Constrained float, 4x oversubscription, and an index rule change SpaceX lobbied for turned the debut into a mechanical event. The real test starts after the open.
Constrained float, 4x oversubscription, and an index rule change SpaceX lobbied for turned the debut into a mechanical event. The real test starts after the open.
SpaceX opened trading on Nasdaq at $150 per share on Friday morning, an 11% pop above the $135 IPO price set the night before. The more telling number sits behind the headline. Only about 4% of the company is in the public float, and SpaceX spent the months leading up to the listing making sure the largest passive buyers in the world would be required to start buying within days, not months. The 11% move is the first readout of a machine the company helped build, not a verdict on what the stock is worth.

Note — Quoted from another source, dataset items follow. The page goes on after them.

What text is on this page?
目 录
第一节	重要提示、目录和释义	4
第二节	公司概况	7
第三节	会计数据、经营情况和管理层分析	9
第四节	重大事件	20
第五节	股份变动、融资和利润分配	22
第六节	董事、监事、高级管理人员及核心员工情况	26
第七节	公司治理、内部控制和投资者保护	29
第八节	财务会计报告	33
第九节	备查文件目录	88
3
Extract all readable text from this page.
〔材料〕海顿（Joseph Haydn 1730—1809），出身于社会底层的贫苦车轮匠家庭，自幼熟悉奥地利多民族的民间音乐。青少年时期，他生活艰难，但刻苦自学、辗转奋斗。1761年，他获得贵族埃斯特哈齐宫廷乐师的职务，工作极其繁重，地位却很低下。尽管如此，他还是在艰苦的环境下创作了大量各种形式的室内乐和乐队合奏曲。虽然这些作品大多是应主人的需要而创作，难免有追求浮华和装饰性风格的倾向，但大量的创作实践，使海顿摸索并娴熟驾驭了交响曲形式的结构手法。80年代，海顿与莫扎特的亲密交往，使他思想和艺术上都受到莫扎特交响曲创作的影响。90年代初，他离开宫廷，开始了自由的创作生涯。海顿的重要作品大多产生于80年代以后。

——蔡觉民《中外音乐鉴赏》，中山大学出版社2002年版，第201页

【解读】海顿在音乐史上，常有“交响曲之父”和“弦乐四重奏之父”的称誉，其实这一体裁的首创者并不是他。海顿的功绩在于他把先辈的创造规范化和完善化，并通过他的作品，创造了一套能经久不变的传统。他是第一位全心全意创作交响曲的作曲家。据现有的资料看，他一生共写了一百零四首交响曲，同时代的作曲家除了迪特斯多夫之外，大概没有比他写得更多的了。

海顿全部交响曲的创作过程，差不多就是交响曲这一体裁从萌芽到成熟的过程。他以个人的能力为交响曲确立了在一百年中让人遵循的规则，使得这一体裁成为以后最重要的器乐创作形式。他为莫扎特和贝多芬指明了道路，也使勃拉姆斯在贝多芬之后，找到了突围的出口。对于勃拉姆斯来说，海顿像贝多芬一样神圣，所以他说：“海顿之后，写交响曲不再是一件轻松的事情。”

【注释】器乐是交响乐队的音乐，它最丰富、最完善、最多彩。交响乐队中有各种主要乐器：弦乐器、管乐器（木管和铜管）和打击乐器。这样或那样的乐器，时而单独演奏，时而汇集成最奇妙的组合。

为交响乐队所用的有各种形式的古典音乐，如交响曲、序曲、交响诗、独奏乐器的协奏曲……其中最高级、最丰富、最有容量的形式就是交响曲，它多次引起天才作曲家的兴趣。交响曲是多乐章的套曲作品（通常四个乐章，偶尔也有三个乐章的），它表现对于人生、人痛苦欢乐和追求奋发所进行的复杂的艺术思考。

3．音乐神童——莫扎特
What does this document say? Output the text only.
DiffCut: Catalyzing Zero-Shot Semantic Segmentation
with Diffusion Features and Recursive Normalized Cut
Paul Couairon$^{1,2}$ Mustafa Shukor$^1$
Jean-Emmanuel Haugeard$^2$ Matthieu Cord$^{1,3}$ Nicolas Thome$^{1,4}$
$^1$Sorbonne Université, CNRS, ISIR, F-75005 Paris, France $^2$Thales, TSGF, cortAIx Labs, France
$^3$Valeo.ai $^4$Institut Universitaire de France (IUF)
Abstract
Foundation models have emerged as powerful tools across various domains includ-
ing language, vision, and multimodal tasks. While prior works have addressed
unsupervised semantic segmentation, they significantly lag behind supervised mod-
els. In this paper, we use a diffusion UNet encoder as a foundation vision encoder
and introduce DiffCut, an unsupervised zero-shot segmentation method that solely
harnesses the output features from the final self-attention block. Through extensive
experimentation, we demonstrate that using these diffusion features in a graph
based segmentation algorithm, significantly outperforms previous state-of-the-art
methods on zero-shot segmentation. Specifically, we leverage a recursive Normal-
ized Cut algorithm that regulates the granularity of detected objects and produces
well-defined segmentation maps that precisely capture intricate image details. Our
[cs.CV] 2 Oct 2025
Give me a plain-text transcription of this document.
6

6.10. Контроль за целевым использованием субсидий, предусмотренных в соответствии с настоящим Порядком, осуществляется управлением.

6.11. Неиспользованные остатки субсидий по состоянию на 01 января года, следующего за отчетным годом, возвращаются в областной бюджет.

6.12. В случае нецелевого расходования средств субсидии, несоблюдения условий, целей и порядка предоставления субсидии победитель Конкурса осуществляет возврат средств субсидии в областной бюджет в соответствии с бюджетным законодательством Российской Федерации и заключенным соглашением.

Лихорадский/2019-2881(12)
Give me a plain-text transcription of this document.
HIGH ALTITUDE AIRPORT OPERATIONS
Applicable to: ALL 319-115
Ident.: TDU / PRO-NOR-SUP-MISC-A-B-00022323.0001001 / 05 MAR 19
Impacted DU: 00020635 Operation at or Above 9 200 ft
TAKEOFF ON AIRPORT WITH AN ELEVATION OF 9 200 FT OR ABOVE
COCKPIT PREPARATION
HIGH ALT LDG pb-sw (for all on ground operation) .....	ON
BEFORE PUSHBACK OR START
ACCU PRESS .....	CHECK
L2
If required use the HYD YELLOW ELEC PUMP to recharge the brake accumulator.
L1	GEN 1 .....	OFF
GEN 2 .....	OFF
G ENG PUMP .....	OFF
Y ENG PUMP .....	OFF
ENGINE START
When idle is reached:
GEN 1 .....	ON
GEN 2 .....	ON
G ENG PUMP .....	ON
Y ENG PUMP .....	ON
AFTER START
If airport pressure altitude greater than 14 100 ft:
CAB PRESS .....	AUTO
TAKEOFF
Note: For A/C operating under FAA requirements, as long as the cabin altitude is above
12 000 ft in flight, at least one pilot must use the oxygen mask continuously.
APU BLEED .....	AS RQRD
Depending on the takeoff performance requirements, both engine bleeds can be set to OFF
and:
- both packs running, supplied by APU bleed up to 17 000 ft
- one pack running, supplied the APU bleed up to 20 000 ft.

The mechanics matter because they explain why a debut this anticipated can still feel like a setup rather than a discovery. The offering was roughly four times oversubscribed, per Bloomberg, as reported by TechCrunch, which left institutional investors short of the allocations they wanted at $135. Many of those institutions are now back in the market, buying on the open at the higher price. At the same time, SpaceX lobbied the Nasdaq 100 and other major indexes to change their inclusion rules so the company would join shortly after listing rather than waiting out the usual seasoning period. That change pulls forward billions in passive and index-tracking demand into the first trading sessions, into a float deliberately kept small.
That combination, constrained supply on one side and concentrated forced demand on the other, is what produced the $150 open. It also frames what the next several weeks of trading will actually resolve. Employees and early backers who became liquid on Friday represent a known overhang. Index funds that have not yet finished their buying programs will continue to add. Short-term traders who were shut out of the IPO will be testing whether the 11% premium extends or retraces. Each of those flows runs into the same 4% wall, and Friday's first print is too early to say which side wins.
Two things to watch are within reach of any reader. First, the close: the intraday quote on every screen now can fade, extend, or do both before the bell, and the difference between open and close is the cleanest test of whether today's demand was one-day mechanical or something more durable. Second, the first scheduled index rebalance after SpaceX's rapid inclusion window closes. The company's path into the Nasdaq 100 was a rule change SpaceX secured, and the next rebalance will be the first real check on whether it can hold its weight on fundamentals rather than on the index-fund mandate to own it. If it can, the 11% pop was a discount. If it cannot, the rest of the float is about to find out.